As one can imagine, the elite of ancient Egyptian society lived quite comfortably compared to the low-income families that they often employed. Who was there to run Egypt? The ancient Egyptians had a government ruler called the Pharaoh, who today would be considered a king. He was believed to have received his authority from the gods.
He was both political and religious leader; His job was to help keep balance to what the Egyptians referred to as Maat; according the people of Egypt, Maat would be in tact as long as the Pharaoh and the people kept their religious ceremonies and obey the laws that were set for them. As political ruler, the Pharaoh he had to do things such command the army and settle legal disputes. Egypt was regarded as a polytheistic society; this was true until the reign of Pharaoh Akhenaten. This Pharaoh imposed a monotheistic religion on the people of Egypt; he tried to make them worship the god Amen.
Beside every Pharaoh was his beloved wife. In fact they are often regarded as the most important characters in ancient Egyptian. Some of these women were destined to take throne and rule as Pharaoh or they were very highly respected among the people. The Pharaoh would marry someone of his blood to keep the linage pure.
After the agents were done recruiting, the young men were sent before a governor who set selected a set number of qualified looking men; the rest were sent back home. This is the way Egyptians built their infantry. Later on the Hyksos introduced chariots, during their occupation of Egypt.
Nov 20, · Essay on Egyptian Civilization. Periods of Egyptian civilization. The Egyptian civilization is not only viewed as one of the oldest civilizations, but also as one of the most durable ones/5(10).
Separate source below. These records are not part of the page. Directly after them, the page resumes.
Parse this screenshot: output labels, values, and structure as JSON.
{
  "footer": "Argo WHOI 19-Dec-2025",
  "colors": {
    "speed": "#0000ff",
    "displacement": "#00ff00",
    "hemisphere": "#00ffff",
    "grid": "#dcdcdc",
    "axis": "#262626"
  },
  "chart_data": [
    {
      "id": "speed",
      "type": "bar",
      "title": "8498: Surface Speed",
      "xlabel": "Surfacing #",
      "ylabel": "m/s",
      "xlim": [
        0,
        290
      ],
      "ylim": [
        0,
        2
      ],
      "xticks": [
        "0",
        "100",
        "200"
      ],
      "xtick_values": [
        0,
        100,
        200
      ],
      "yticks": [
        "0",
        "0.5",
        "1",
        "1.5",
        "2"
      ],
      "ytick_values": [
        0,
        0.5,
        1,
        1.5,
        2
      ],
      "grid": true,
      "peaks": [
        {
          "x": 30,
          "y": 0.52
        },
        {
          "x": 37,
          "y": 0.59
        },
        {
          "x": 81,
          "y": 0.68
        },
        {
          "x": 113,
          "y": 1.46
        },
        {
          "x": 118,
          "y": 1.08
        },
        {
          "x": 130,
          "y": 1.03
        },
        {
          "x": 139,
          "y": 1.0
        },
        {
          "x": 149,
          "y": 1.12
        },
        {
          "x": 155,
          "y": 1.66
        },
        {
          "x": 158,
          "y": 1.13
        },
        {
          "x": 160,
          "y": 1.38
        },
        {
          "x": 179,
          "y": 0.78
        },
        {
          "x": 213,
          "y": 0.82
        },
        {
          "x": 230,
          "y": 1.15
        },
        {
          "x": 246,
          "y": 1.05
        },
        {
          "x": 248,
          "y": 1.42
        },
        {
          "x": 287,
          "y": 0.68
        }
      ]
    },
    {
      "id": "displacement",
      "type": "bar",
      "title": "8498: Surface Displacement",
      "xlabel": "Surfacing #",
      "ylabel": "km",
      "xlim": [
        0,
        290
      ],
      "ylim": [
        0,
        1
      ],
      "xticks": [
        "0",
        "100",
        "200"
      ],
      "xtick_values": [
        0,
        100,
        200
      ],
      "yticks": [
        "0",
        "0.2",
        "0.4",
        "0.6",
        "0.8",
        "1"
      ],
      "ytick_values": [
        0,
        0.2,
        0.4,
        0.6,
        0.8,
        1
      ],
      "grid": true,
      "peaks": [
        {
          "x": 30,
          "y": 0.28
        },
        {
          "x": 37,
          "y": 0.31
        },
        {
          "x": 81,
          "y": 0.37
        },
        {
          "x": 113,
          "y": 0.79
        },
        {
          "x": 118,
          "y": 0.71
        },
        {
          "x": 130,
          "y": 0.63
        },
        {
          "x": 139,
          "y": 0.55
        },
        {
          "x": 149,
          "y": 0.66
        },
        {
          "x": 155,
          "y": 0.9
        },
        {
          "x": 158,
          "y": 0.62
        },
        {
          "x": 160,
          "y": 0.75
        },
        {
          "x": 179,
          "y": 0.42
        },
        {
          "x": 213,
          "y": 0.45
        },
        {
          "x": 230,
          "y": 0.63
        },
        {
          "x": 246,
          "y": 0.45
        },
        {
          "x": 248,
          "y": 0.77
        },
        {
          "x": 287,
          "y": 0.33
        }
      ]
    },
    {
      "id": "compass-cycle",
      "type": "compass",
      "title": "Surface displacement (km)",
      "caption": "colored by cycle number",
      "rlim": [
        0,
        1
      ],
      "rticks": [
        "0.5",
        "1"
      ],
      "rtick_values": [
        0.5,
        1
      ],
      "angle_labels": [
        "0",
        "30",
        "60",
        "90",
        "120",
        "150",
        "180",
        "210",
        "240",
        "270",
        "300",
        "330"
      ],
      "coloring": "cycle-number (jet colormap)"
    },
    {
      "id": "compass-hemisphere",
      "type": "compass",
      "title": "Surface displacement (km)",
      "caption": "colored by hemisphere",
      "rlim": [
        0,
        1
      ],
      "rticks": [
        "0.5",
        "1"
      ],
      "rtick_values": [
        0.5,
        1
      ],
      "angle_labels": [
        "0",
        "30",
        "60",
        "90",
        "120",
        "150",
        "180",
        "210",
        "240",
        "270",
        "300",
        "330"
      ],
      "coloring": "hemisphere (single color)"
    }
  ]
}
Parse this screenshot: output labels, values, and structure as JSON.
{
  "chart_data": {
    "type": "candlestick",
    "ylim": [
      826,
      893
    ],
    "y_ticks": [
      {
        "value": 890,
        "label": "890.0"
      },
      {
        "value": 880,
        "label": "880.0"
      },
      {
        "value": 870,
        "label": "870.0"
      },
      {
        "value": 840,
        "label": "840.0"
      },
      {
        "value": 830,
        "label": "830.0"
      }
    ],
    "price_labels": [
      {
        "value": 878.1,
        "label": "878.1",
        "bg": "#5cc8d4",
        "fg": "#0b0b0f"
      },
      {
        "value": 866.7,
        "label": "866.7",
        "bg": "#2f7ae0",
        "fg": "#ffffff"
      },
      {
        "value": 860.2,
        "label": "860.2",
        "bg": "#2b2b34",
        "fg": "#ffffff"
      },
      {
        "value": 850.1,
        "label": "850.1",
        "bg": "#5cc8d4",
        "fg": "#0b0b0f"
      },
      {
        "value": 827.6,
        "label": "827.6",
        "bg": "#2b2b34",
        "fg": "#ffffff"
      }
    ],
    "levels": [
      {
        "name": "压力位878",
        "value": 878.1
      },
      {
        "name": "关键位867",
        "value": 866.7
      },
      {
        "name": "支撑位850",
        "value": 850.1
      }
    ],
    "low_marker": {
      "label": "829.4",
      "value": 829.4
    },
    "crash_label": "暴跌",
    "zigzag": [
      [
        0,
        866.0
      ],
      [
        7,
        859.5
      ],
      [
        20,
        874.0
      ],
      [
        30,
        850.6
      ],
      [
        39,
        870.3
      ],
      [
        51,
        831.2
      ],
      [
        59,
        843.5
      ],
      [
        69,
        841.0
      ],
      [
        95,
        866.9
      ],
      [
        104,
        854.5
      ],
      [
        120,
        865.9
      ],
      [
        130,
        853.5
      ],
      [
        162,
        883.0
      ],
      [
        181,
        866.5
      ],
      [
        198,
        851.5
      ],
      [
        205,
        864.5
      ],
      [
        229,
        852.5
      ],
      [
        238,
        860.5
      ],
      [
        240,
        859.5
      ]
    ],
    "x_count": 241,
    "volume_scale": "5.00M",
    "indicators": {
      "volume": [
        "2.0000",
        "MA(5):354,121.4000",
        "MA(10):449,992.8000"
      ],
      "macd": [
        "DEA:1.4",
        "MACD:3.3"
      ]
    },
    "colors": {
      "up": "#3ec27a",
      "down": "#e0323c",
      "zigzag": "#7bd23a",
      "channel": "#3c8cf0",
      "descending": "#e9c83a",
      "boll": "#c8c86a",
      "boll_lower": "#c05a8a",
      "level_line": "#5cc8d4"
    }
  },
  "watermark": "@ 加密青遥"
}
The ancient Egyptian civilization was one of the oldest cultures that existed. From the many archeological finds, and from the great monument left behind by ancient Egyptians, we have learnt many facts including their food, gods, their rulers, tradition/ceremonial ways, writing system, sports and their general way of life.
The Ancient Egyptian Civilization Essay; The Ancient Egyptian Civilization Essay. Words 4 Pages. There are many civilizations in history that contributed to the rise of modern day society. All of the things that we see today have been in some way shape or form improved upon to stand the test of time. The ancient Egyptian civilization is. Egyptian Civilization essays Egyptian civilization formed along the Nile river and the earliest traces of human life in that region are from the Paleolithic Age, (Old Stone Age), about , B.C., at the very edges of the Nile Valley. Beyond, on both sides of the river the land was and still is.
Below given is an essay sample on maintenance and power of Ancient Egyptian civilization. If you are writing a historical paper, it may come in handy. The African Origin of Ancient Egyptian Civilization Essay - Few bygone civilizations fascinate us as much as that of the ancient Egyptians. The kingdom along the Nile River has been the subject of countless books, magazine articles, movies, and television shows and documentaries.